Berbagai pihak saling tuding, semua orang bicara keadilan, tapi sedikit orang yang benar-benar melakukan keadilan.
Akhirnya, kita terjebak dalam stigma bahwa keadilan sudah tidak bisa diharapkan dari hukum yang demikian.
Menurut Lawrience M. Friedman bahwa penegakan hukum (law inforcement) hanya bisa akan ditegakan apabila tiga hal ini baik, yaitu: Substansi, Struktur dan Kultur.
Substansi yang dimaksud oleh Friedman mengacu pada isi hukum, pada konteks positivistik adalah bagaimana isi peraturan perundang-undangan itu bisa mengatur dengan baik warga negara. bicara tentang bagaimana lahirnya sebuah undang-undang yang baik, maka kita akan berbicara tentang hal itu dari para legislatif yang baik. Legislatif yang baik dipilih dari pemilu yang baik. Pemilu dengan money politic akan sulit mengharapkan adanya legislatif yang baik, dan akhirnya kita akan mendapati produk aturan yang buruk –sebagai hasil dari pemilu yang buruk tersebut.
Selanjutnya, struktur. Struktur adalah bagian-bagian yang terlibat secara struktural dalam penegakan hukum. Seperti hakim, jaksa, polisi, advokat dan penyidik. Orang-orang yang duduk sebagai aparat ini adalah individu-individu yang lahir dari masyarakat. Masyarakat yang buruk akan menghasilkan individu-individu yang buruk pula. Diantara kedua faktor penegakan hukum lain, struktur inilah yang paling berperan untuk menegakan hukum, bahkan Lawrience M. Friedman mengatakan bahwa dengan hakim dan jaksa yang baik, iya akan mampu menegakan hukum yang baik walaupun memakai undang-undang yang buruk.
Terakhir, yaitu kultur. Budaya dari sebuah masyarakat akan ikut memengaruhi penegekan hukum. Sebut saja misalnya undang-undang telah mengatur tentang bagaimana untuk berkendara dengan benar dan memakai pengaman, lalu aparatpun telah menangkap dan menghentikan para pengendara yang tidak menggunakan helm misalnya. Dalam konteks ini dua faktor telah bekerja dengan baik, tapi sebut saja pengendara tersebut mengatakan “saya mau damai saja pak, gak usah disidangkan, nih uang.” Nah, inilah yang disebut dengan kultur.
Maka dari itu semua, untuk mendapatkan keadilan yang benar-benar kita impikan, mutlak rasanya mewujudkan atau memperbaiki tiga faktor diatas. Faktor itu hanya bisa dibentuk melalui rekayasa kebudayaan.
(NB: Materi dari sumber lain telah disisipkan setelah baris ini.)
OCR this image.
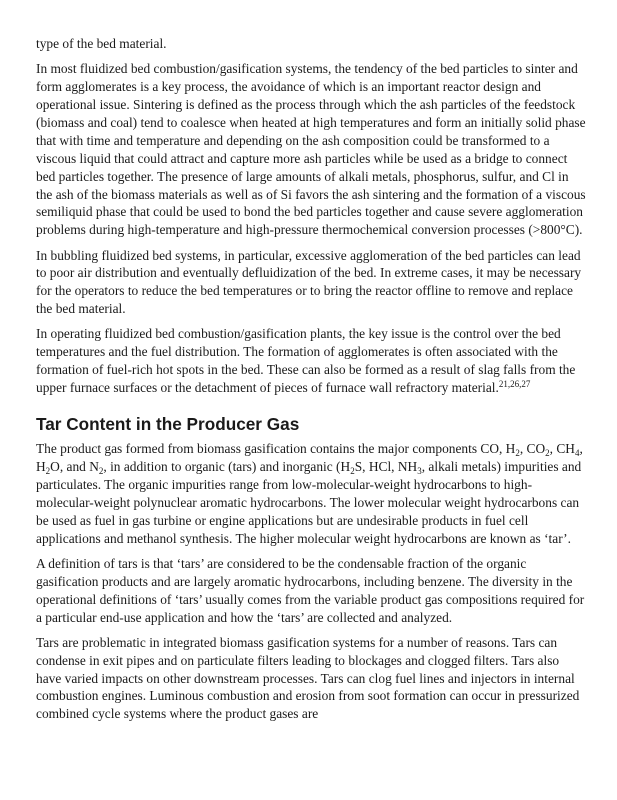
type of the bed material.

In most fluidized bed combustion/gasification systems, the tendency of the bed particles to sinter and form agglomerates is a key process, the avoidance of which is an important reactor design and operational issue. Sintering is defined as the process through which the ash particles of the feedstock (biomass and coal) tend to coalesce when heated at high temperatures and form an initially solid phase that with time and temperature and depending on the ash composition could be transformed to a viscous liquid that could attract and capture more ash particles while be used as a bridge to connect bed particles together. The presence of large amounts of alkali metals, phosphorus, sulfur, and Cl in the ash of the biomass materials as well as of Si favors the ash sintering and the formation of a viscous semiliquid phase that could be used to bond the bed particles together and cause severe agglomeration problems during high-temperature and high-pressure thermochemical conversion processes (>800°C).

In bubbling fluidized bed systems, in particular, excessive agglomeration of the bed particles can lead to poor air distribution and eventually defluidization of the bed. In extreme cases, it may be necessary for the operators to reduce the bed temperatures or to bring the reactor offline to remove and replace the bed material.

In operating fluidized bed combustion/gasification plants, the key issue is the control over the bed temperatures and the fuel distribution. The formation of agglomerates is often associated with the formation of fuel-rich hot spots in the bed. These can also be formed as a result of slag falls from the upper furnace surfaces or the detachment of pieces of furnace wall refractory material.$^{21,26,27}$

Tar Content in the Producer Gas

The product gas formed from biomass gasification contains the major components CO, $H_2$, $CO_2$, $CH_4$, $H_2O$, and $N_2$, in addition to organic (tars) and inorganic ($H_2S$, HCl, $NH_3$, alkali metals) impurities and particulates. The organic impurities range from low-molecular-weight hydrocarbons to high-molecular-weight polynuclear aromatic hydrocarbons. The lower molecular weight hydrocarbons can be used as fuel in gas turbine or engine applications but are undesirable products in fuel cell applications and methanol synthesis. The higher molecular weight hydrocarbons are known as ‘tar’.

A definition of tars is that ‘tars’ are considered to be the condensable fraction of the organic gasification products and are largely aromatic hydrocarbons, including benzene. The diversity in the operational definitions of ‘tars’ usually comes from the variable product gas compositions required for a particular end-use application and how the ‘tars’ are collected and analyzed.

Tars are problematic in integrated biomass gasification systems for a number of reasons. Tars can condense in exit pipes and on particulate filters leading to blockages and clogged filters. Tars also have varied impacts on other downstream processes. Tars can clog fuel lines and injectors in internal combustion engines. Luminous combustion and erosion from soot formation can occur in pressurized combined cycle systems where the product gases are
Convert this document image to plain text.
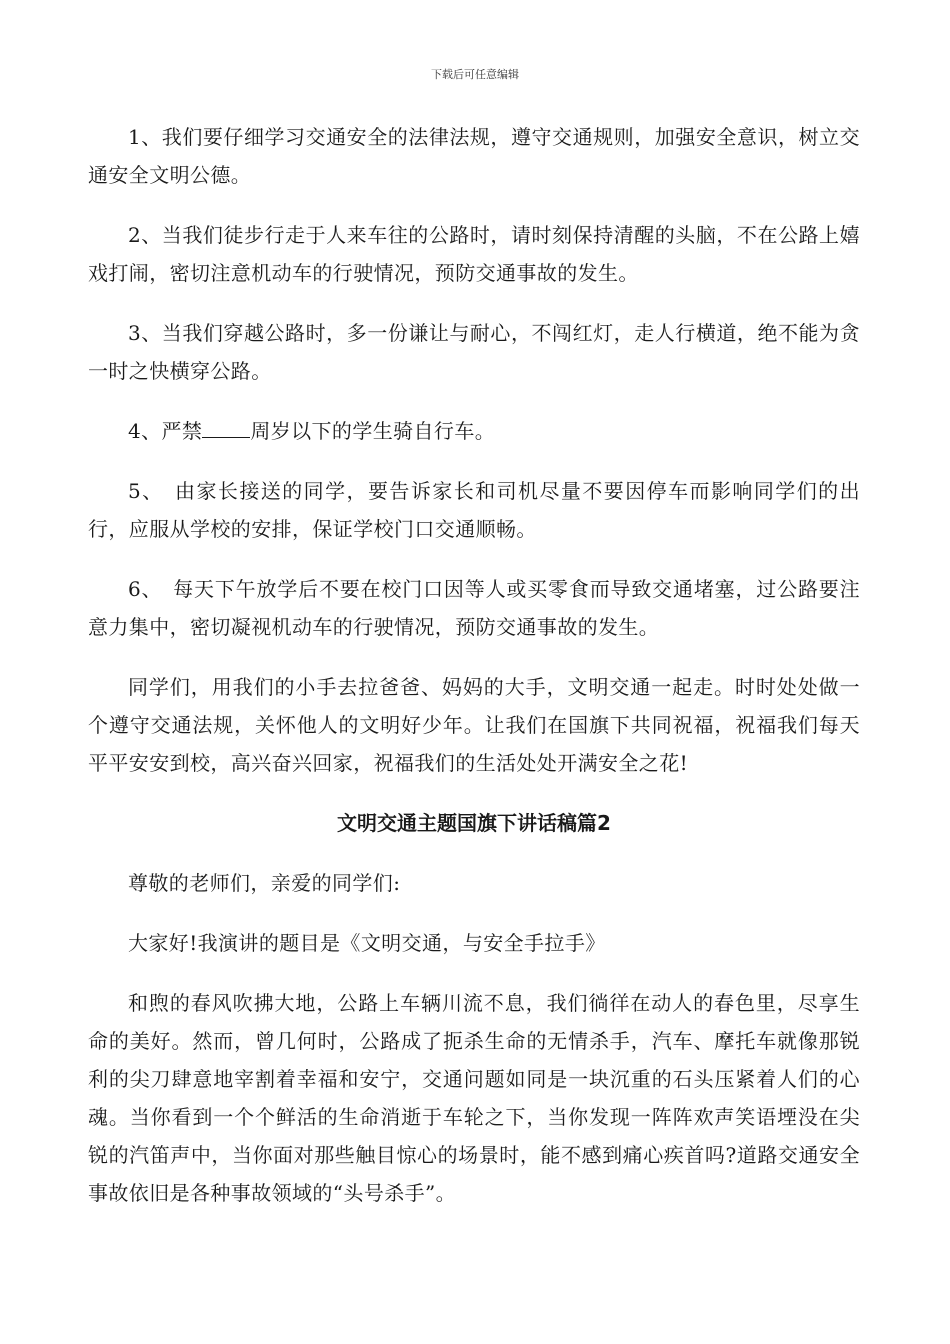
下载后可任意编辑

1、我们要仔细学习交通安全的法律法规，遵守交通规则，加强安全意识，树立交通安全文明公德。

2、当我们徒步行走于人来车往的公路时，请时刻保持清醒的头脑，不在公路上嬉戏打闹，密切注意机动车的行驶情况，预防交通事故的发生。

3、当我们穿越公路时，多一份谦让与耐心，不闯红灯，走人行横道，绝不能为贪一时之快横穿公路。

4、严禁 周岁以下的学生骑自行车。

5、　由家长接送的同学，要告诉家长和司机尽量不要因停车而影响同学们的出行，应服从学校的安排，保证学校门口交通顺畅。

6、　每天下午放学后不要在校门口因等人或买零食而导致交通堵塞，过公路要注意力集中，密切凝视机动车的行驶情况，预防交通事故的发生。

同学们，用我们的小手去拉爸爸、妈妈的大手，文明交通一起走。时时处处做一个遵守交通法规，关怀他人的文明好少年。让我们在国旗下共同祝福，祝福我们每天平平安安到校，高兴奋兴回家，祝福我们的生活处处开满安全之花!

文明交通主题国旗下讲话稿篇2

尊敬的老师们，亲爱的同学们:

大家好!我演讲的题目是《文明交通，与安全手拉手》

和煦的春风吹拂大地，公路上车辆川流不息，我们徜徉在动人的春色里，尽享生命的美好。然而，曾几何时，公路成了扼杀生命的无情杀手，汽车、摩托车就像那锐利的尖刀肆意地宰割着幸福和安宁，交通问题如同是一块沉重的石头压紧着人们的心魂。当你看到一个个鲜活的生命消逝于车轮之下，当你发现一阵阵欢声笑语堙没在尖锐的汽笛声中，当你面对那些触目惊心的场景时，能不感到痛心疾首吗?道路交通安全事故依旧是各种事故领域的“头号杀手”。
Rekayasa kebudayaan adalah sebuah doktrin yang diberikan kepada anak-anak bahwa kita adalah bangsa yang taat hukum dan membenci setiap ketidak adilan. Kenapa harus melalui kebudayaan? Karena budaya akan membentuk struktur dan subtansi hukum sebuah negara.
Sementara itu Budaya atau kebudayaan berasal dari bahasa Sanskerta yaitu buddhayah, yang merupakan bentuk jamak dari buddhi (budi atau akal) diartikan sebagai hal-hal yang berkaitan dengan budi, dan akal manusia. Maka dari itulah rekayasa kebudayaan dengan menyerang pola pikir dan membentuk paradigma baru kepada setiap anak didik bahwa kita adalah bangsa yang mencintai keadilan dan menolak semua bentuk kejahatanlah kita bisa berharap akan mendapati sebuah penegakan hukum yang ideal.
Rekayasa kebudayaan ini bukanlah visi lembaga pendidikan semata, tetapi untuk menerapkannya diperlukanlah perjuangan dari semua pihak, terutama keluarga.